Quindi, da oggi in poi tutto dovrebbe aggiustarsi?
«Penso che la legislatura possa durare fino al 2011, a patto di governare con la determinazione di queste ultime settimane, anche se non mi nascondo la nostra fragilità al Senato. Ma dobbiamo lasciar tempo e spazio anche a nuovi processi politici: la decisione dell’Udc di distanziarsi da Forza Italia e da An può essere l’inizio di un percorso. Analogamente, possiamo verificare con la Lega la possibilità di intese su fisco e autonomie. Non si tratta di ipotizzare nuove coalizioni, ma di costruire direttamente in Parlamento convergenze con forze che non fanno ancora parte della maggioranza, ma che non accettano più di essere un’opposizione pregiudiziale».

Lei ha detto che il sindaco di Roma è stato scelto non perché più bravo di altri ma «perché non ha le nostre ferite». Ma quali sono le ferite di Fassino? Cosa le ha impedito di candidarsi alla guida del Partito democratico?
«È innegabile che in questi anni io, D’Alema e altri dirigenti abbiamo combattuto un’aspra battaglia di prima linea, sia contro il centrodestra, sia nella maggioranza, confrontandoci con la sinistra radicale. Per il fatto di essere rimasto un passo indietro, impegnato a governare Roma, Walter risulta meno logorato di noi e quindi più accattivante, sia per l’elettorato del centrodestra che per quello della sinistra radicale. È un dato di fatto, anche se il mio profilo di riformista non è certo meno innovatore e moderno di quello di Veltroni».

In vista delle primarie per il Pd, alcuni esponenti Ds, come D’Alema, sembrano osteggiare la sua proposta di un’unica lista unitaria dei riformisti a sostegno di Veltroni.
«Io penso a una pluralità di liste regionali che siano rappresentative di diverse realtà territoriali, ma che uniscano i riformisti di tutte le aree politiche. Quello che non trovo convincente è la nascita di liste contrapposte, ispirate unicamente al desiderio di visibilità di questo o quell’esponente di partito o all’intenzione di misurare la forza di correnti o cordate personali».

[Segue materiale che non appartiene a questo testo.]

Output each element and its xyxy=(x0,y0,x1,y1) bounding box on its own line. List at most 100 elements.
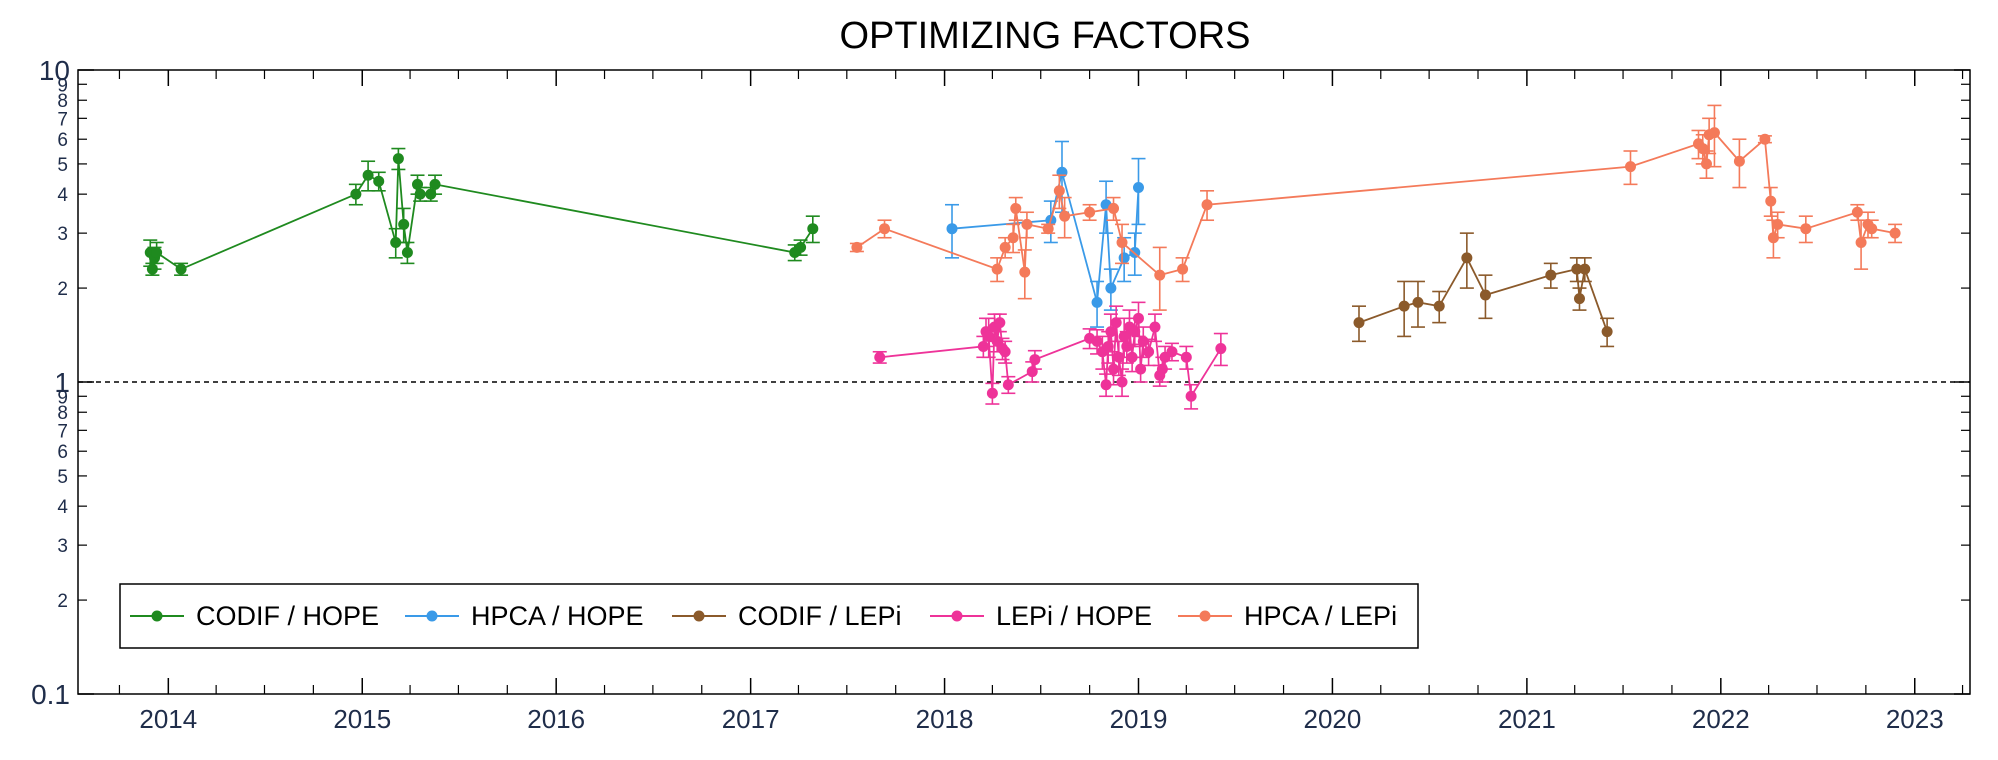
data-point xyxy=(390,236,402,248)
legend-item-0: CODIF / HOPE xyxy=(130,601,379,631)
data-point xyxy=(1002,379,1014,391)
data-point xyxy=(1398,300,1410,312)
x-tick-label: 2015 xyxy=(333,704,391,734)
x-tick-label: 2017 xyxy=(722,704,780,734)
y-minor-tick-label: 9 xyxy=(57,75,68,96)
y-minor-tick-label: 4 xyxy=(57,185,68,206)
x-tick-label: 2019 xyxy=(1110,704,1168,734)
y-minor-tick-label: 2 xyxy=(57,279,68,300)
x-tick-label: 2014 xyxy=(139,704,197,734)
x-tick-label: 2020 xyxy=(1304,704,1362,734)
data-point xyxy=(999,346,1011,358)
data-point xyxy=(1733,155,1745,167)
data-point xyxy=(1129,326,1141,338)
chart-title: OPTIMIZING FACTORS xyxy=(840,15,1251,57)
data-point xyxy=(1029,354,1041,366)
data-point xyxy=(1010,202,1022,214)
legend-label: HPCA / HOPE xyxy=(471,601,644,631)
legend-label: LEPi / HOPE xyxy=(996,601,1152,631)
y-minor-tick-label: 6 xyxy=(57,130,68,151)
data-point xyxy=(1201,199,1213,211)
data-point xyxy=(1149,321,1161,333)
data-point xyxy=(1132,312,1144,324)
data-point xyxy=(1091,296,1103,308)
data-point xyxy=(1571,263,1583,275)
data-point xyxy=(414,188,426,200)
data-point xyxy=(1772,218,1784,230)
data-point xyxy=(1056,166,1068,178)
data-point xyxy=(401,247,413,259)
data-point xyxy=(1573,293,1585,305)
y-major-tick-label: 0.1 xyxy=(31,679,70,710)
data-point xyxy=(373,175,385,187)
data-point xyxy=(1185,390,1197,402)
data-point xyxy=(1215,343,1227,355)
series-1 xyxy=(945,140,1146,328)
data-point xyxy=(1019,266,1031,278)
y-minor-tick-label: 5 xyxy=(57,467,68,488)
y-major-tick-label: 1 xyxy=(54,367,70,398)
data-point xyxy=(1105,326,1117,338)
data-point xyxy=(1800,223,1812,235)
data-point xyxy=(795,241,807,253)
data-point xyxy=(1137,335,1149,347)
data-point xyxy=(1601,326,1613,338)
data-point xyxy=(1461,252,1473,264)
data-point xyxy=(350,188,362,200)
data-point xyxy=(1116,376,1128,388)
data-point xyxy=(1118,330,1130,342)
data-point xyxy=(1708,127,1720,139)
data-point xyxy=(392,153,404,165)
series-2 xyxy=(1351,232,1615,348)
y-major-tick-label: 10 xyxy=(39,55,70,86)
data-point xyxy=(999,241,1011,253)
data-point xyxy=(851,241,863,253)
y-minor-tick-label: 5 xyxy=(57,155,68,176)
data-point xyxy=(1177,263,1189,275)
data-point xyxy=(1135,363,1147,375)
y-minor-tick-label: 3 xyxy=(57,224,68,245)
data-point xyxy=(175,263,187,275)
data-point xyxy=(1026,366,1038,378)
data-point xyxy=(986,387,998,399)
data-point xyxy=(879,223,891,235)
legend-label: CODIF / HOPE xyxy=(196,601,379,631)
legend-item-4: HPCA / LEPi xyxy=(1178,601,1397,631)
data-point xyxy=(398,218,410,230)
data-point xyxy=(1166,346,1178,358)
data-point xyxy=(151,247,163,259)
data-point xyxy=(1624,161,1636,173)
legend-item-1: HPCA / HOPE xyxy=(405,601,644,631)
series-line xyxy=(149,158,814,271)
data-point xyxy=(1866,223,1878,235)
data-point xyxy=(1143,346,1155,358)
data-point xyxy=(1059,210,1071,222)
data-point xyxy=(1851,206,1863,218)
data-point xyxy=(1759,133,1771,145)
data-point xyxy=(1110,317,1122,329)
data-point xyxy=(1042,223,1054,235)
x-tick-label: 2023 xyxy=(1886,704,1944,734)
x-tick-label: 2021 xyxy=(1498,704,1556,734)
legend-item-3: LEPi / HOPE xyxy=(930,601,1152,631)
series-3 xyxy=(872,301,1228,410)
data-point xyxy=(994,317,1006,329)
data-point xyxy=(1700,158,1712,170)
data-point xyxy=(1412,296,1424,308)
data-point xyxy=(946,223,958,235)
y-minor-tick-label: 7 xyxy=(57,109,68,130)
data-point xyxy=(1765,195,1777,207)
legend-item-2: CODIF / LEPi xyxy=(672,601,902,631)
x-tick-label: 2016 xyxy=(527,704,585,734)
legend-swatch-marker xyxy=(426,610,438,622)
y-minor-tick-label: 3 xyxy=(57,536,68,557)
series-4 xyxy=(849,104,1903,311)
data-point xyxy=(1102,340,1114,352)
data-point xyxy=(429,178,441,190)
data-point xyxy=(362,169,374,181)
data-point xyxy=(1100,379,1112,391)
y-minor-tick-label: 4 xyxy=(57,497,68,518)
data-point xyxy=(1053,185,1065,197)
legend-items: CODIF / HOPE HPCA / HOPE CODIF / LEPi LEPi … xyxy=(130,601,1397,631)
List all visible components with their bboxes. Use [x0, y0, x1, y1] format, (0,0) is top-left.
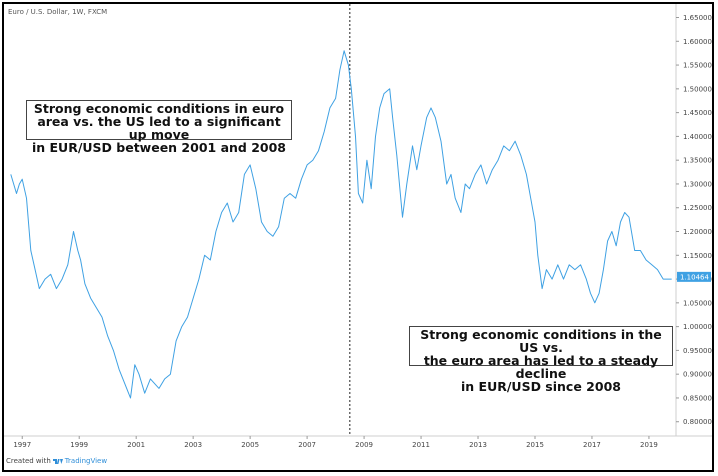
y-tick-label: 1.40000 [683, 133, 712, 141]
x-tick-label: 2007 [298, 441, 316, 449]
y-tick-label: 1.65000 [683, 14, 712, 22]
y-tick-label: 1.45000 [683, 109, 712, 117]
y-tick-label: 1.30000 [683, 180, 712, 188]
annotation-left: Strong economic conditions in euro area … [26, 100, 292, 154]
x-tick-label: 2011 [412, 441, 430, 449]
last-price-tag [677, 271, 711, 282]
series-line [10, 50, 672, 399]
x-tick-label: 2013 [469, 441, 487, 449]
x-tick-label: 2001 [127, 441, 145, 449]
y-tick-label: 1.35000 [683, 157, 712, 165]
y-tick-label: 1.00000 [683, 323, 712, 331]
y-tick-label: 0.95000 [683, 347, 712, 355]
x-tick-label: 2015 [526, 441, 544, 449]
x-tick-label: 2003 [184, 441, 202, 449]
tradingview-link[interactable]: TradingView [52, 457, 108, 465]
y-tick-label: 1.55000 [683, 62, 712, 70]
y-tick-label: 1.15000 [683, 252, 712, 260]
x-tick-label: 2017 [583, 441, 601, 449]
y-tick-label: 1.60000 [683, 38, 712, 46]
y-tick-label: 1.25000 [683, 204, 712, 212]
x-tick-label: 1999 [70, 441, 88, 449]
y-tick-label: 1.50000 [683, 85, 712, 93]
y-tick-label: 0.80000 [683, 418, 712, 426]
x-tick-label: 1997 [13, 441, 31, 449]
y-tick-label: 1.20000 [683, 228, 712, 236]
symbol-label: Euro / U.S. Dollar, 1W, FXCM [8, 8, 108, 16]
y-tick-label: 1.05000 [683, 299, 712, 307]
last-price-label: 1.10464 [680, 273, 709, 281]
x-tick-label: 2019 [640, 441, 658, 449]
tradingview-brand: TradingView [64, 457, 108, 465]
footer: Created with TradingView [6, 457, 107, 465]
y-tick-label: 0.85000 [683, 394, 712, 402]
created-with-text: Created with [6, 457, 51, 465]
chart-frame [2, 2, 714, 472]
annotation-right: Strong economic conditions in the US vs.… [409, 326, 673, 393]
tradingview-logo-icon [52, 458, 63, 464]
x-tick-label: 2005 [241, 441, 259, 449]
x-tick-label: 2009 [355, 441, 373, 449]
y-tick-label: 0.90000 [683, 371, 712, 379]
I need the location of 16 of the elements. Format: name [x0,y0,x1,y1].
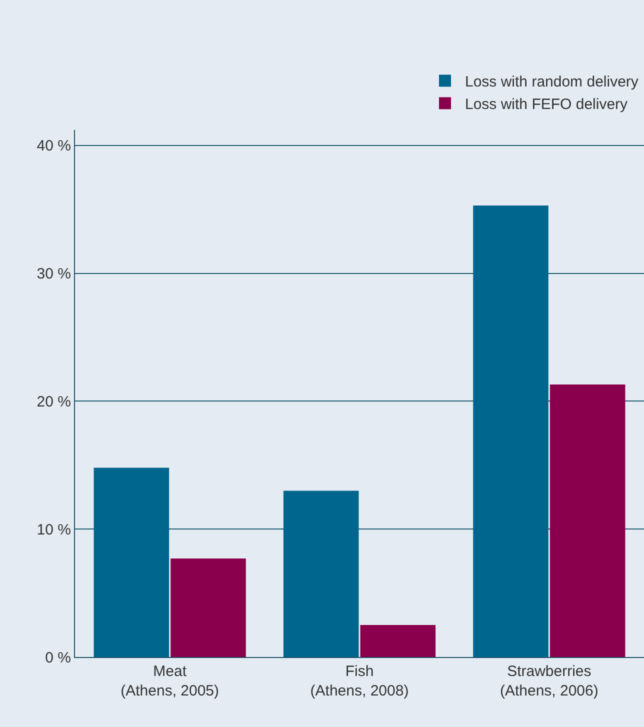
x-tick-label: Strawberries (Athens, 2006) [500,663,598,700]
legend-label: Loss with random delivery [465,74,639,91]
legend-label: Loss with FEFO delivery [465,96,628,114]
x-tick-label: Meat (Athens, 2005) [120,663,220,700]
bar [360,625,436,657]
y-tick-label: 30 % [36,266,71,283]
y-tick-label: 10 % [36,521,71,538]
y-tick-label: 40 % [36,138,71,155]
y-tick-label: 20 % [36,393,71,410]
bar [550,384,626,657]
bar [94,468,170,657]
bar [473,205,548,657]
bar [283,490,359,657]
bar [170,558,246,657]
x-tick-label: Fish (Athens, 2008) [310,663,409,700]
y-tick-label: 0 % [45,649,71,666]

E in questo percorso non vede alcuno spazio per un ritorno nel Pd di coloro che hanno lasciato i Ds?
«Non solo vedo questo spazio, ma auspico la possibilità che tornino tutti coloro che se ne sono andati sulla base di un pregiudizio. Non capisco perché, quando a Firenze io lavoravo per il Pd, stavo liquidando la sinistra, mentre oggi per Mussi e Caldarola va bene Veltroni che sostiene la stessa prospettiva da molti anni. La verità è che Mussi e altri non hanno mai digerito di essere stati sconfitti a Pesaro, hanno tenuto in piedi un’opposizione interna senza contenuti e alla fine hanno voluto compiere uno strappo pregiudiziale. Tornino pure tutti quelli che vogliono tornare, ma ammettano di essersi sbagliati su di me».

E cosa risponde a Macaluso che l’accusa di non aver compreso che Togliatti tacque di fronte a Stalin per salvare il Pci?
«Rispondo che non mi sfugge la grandezza di Togliatti come costruttore della Repubblica italiana, anche se questo non assolve i dirigenti del Pci dalla passività che ebbero di fronte allo stalinismo. E, in ogni caso, vorrei anche ricordargli che Stalin è morto nel 1953, il ventesimo congresso del Pcus è del 1956 ma, in questo mezzo secolo, a nessun esponente della generazione di Macaluso è venuto in mente di compiere un semplice atto di riparazione alla memoria dei tanti antifascisti e comunisti italiani trucidati dal terrore staliniano».